Reflection from practice, audit, and consultation with others has led to the development of the following guidelines. These guidelines may be helpful to other services when developing their own policies.
• Family wishes need to be sought to confirm that an invitation extends to those professionals involved in caring for the child and family.
• Attendance at a funeral needs to be meaningful for both family and professionals, reflecting the professionals' involvement and relationship in caring for the child and family.
• Attendance at a funeral needs to be a choice for individual staff members and not a mandatory expectation.
• Consideration needs to be given as to whether professionals will attend the funeral service only or also the event after the funeral, taking into account the boundaries of the professional role.
• Expectations for attendance need to be clarified, for example, is there a theme of dress or color.
• Cultural expectations and wishes need to be clarified and respected.
• Those wishing to attend a funeral need to discuss attendance with their manager or supervisor before the decision to attend is being made.
• Funeral attendance should be supported within working hours; staff should not be expected to attend in their own time as they are representing an organization in this role. There needs to be a clear policy about how this is managed with regard to shift work/part-time working, to include claiming time back in lieu if required.
• Services need to consider the number of staff who will attend each funeral, their relationship with the family, and their role in on-going bereavement work. For example, no more than two people, those most involved in care of the child and family.
• Those who do not attend can be offered an opportunity to remember the child in other ways if they wish, for example, burning a candle or a minutes' silence.
• Discussion regarding attendance should be covered in supervision, including clarification of the reasons for attending to ensure appropriateness and to offer review of psychological well-being and support needs, which would include the offer of a debrief session after a child's death. Care needs to be taken to ensure that any one staff member is not becoming “burnt out” or overwhelmed by repeated attendance at funerals.
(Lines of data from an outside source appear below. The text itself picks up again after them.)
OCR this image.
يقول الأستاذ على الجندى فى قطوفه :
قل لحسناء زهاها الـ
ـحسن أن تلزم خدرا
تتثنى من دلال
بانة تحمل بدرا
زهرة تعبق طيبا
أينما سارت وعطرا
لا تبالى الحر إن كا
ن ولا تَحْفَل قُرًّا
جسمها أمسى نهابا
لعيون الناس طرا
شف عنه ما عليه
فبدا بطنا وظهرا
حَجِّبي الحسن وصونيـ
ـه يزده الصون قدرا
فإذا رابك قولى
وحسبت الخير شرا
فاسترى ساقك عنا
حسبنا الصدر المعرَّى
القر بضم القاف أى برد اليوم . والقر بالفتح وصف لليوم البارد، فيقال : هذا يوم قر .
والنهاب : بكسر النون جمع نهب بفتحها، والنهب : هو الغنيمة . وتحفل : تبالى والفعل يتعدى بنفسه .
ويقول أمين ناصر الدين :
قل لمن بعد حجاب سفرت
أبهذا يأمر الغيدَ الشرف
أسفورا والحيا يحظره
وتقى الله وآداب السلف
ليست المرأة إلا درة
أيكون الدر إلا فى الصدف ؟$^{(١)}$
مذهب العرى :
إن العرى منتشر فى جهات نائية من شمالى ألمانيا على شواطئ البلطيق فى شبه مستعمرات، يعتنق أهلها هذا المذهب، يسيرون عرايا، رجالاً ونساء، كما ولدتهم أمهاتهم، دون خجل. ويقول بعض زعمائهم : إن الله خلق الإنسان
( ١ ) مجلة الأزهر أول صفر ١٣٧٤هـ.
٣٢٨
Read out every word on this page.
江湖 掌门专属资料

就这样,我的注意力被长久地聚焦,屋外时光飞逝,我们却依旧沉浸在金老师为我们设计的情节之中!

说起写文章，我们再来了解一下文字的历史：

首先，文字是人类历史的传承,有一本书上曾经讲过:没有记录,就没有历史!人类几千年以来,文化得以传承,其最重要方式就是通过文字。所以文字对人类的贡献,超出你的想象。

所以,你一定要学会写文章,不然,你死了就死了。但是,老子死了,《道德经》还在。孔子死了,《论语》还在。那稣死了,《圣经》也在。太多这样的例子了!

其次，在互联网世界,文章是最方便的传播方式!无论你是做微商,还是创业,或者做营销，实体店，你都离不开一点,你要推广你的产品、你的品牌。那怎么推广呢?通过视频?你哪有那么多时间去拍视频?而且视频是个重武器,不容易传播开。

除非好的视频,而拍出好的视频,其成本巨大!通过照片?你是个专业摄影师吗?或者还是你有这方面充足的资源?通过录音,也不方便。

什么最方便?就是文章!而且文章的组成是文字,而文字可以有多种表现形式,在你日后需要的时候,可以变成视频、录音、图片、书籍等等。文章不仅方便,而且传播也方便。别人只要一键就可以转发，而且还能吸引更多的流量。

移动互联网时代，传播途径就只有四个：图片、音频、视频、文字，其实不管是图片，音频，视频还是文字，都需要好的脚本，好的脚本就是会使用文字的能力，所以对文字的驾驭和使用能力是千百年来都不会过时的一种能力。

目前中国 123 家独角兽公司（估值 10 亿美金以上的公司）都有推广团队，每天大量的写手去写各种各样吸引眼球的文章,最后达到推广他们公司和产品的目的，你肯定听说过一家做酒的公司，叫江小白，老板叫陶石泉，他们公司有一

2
• Training should be sought and provided for teams regarding attendance at funerals and “care of self” in this process. Training should include a discussion around role/responsibility and representation at a funeral.
Recommendation is that good practice guidance should be locally developed and be endorsed by the relevant management teams to ensure successful implementation. One of the aims of these guidelines is to be helpful to other services when developing their own policies and protocols.
Dr. Jackie MacCallam, Clinical Psychologist and Dr. Fiona Finlay, Consultant Paediatrician, Child Health, Bath, January 2017, with contribution from Helen Bennett, Director of Care, Alexander Devine Hospice.